I have found a bunch of simple and not so simple proofs about why a vector function ($f(t)$) parametrized in such a way that it's derivative is always 1 ($|f'(t)|=1$) is the same as parametrizing it by arc length ($f(s) \iff |f'(s)|=1$).

Just to provide one example of a proof found, I write down the definition for arclength with $t$ substituted with $s$ $$s=\int_0^s{|f(s)|}ds$$ apply derivative by both sides with respect to $s$ $$1=|f(s)|$$ BOOM!, proven. (as long as the reparametrization is a biyective, smooth and has an inverse)

The question is, How can i understand this as an intuitive thing?
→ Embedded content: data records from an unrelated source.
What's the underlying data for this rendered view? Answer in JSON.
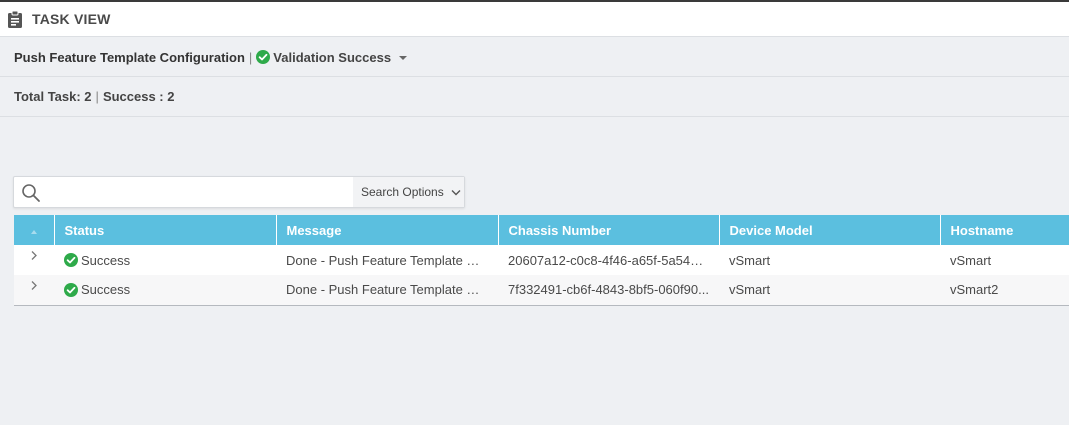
{
  "header": {
    "title": "TASK VIEW",
    "icon": "clipboard-icon"
  },
  "task": {
    "name": "Push Feature Template Configuration",
    "separator": "|",
    "validation_status": "Validation Success",
    "status_icon": "check-circle-icon",
    "status_color": "#2eaa4a"
  },
  "summary": {
    "total_label": "Total Task: 2",
    "separator": "|",
    "success_label": "Success : 2"
  },
  "search": {
    "value": "",
    "placeholder": "",
    "options_label": "Search Options",
    "icon": "search-icon"
  },
  "table": {
    "header_color": "#5bbfdf",
    "columns": [
      "Status",
      "Message",
      "Chassis Number",
      "Device Model",
      "Hostname"
    ],
    "rows": [
      {
        "status": "Success",
        "message": "Done - Push Feature Template Con...",
        "chassis": "20607a12-c0c8-4f46-a65f-5a547c...",
        "model": "vSmart",
        "hostname": "vSmart"
      },
      {
        "status": "Success",
        "message": "Done - Push Feature Template Con...",
        "chassis": "7f332491-cb6f-4843-8bf5-060f90...",
        "model": "vSmart",
        "hostname": "vSmart2"
      }
    ]
  }
}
I think im missing the "aha" moment where is makes sense that an arc length function would have unit speed.

Answer 1

Since the question was about intuition ...

If you walk at a constant speed of $1$, then the distance you've covered in time $T$ is $T$.

Answer 2

I think the intuitive argument that I would use here is to think of the curve $f$ as taking a real interval $(a,b)$ to some curve segment $f((a,b))$ in a manifold or Euclidean space. Having $||f'(s)|| = 1$ for all $s$ is kind of like saying that "$f$ traces out the curve segment just as quickly as it passes through values in $(a,b)$".

Imagine if $||f'(s)|| >1$, then the curve segment would get traced out quicker than the interval $(a,b)$ meaning that the curve segment would have a length shorter than $b-a$. Similarly, if $||f'(s)|| < 1$ it would take a longer interval $(a,b+\epsilon)$ to trace out the curve hence the segment would have a length longer than $b-a$.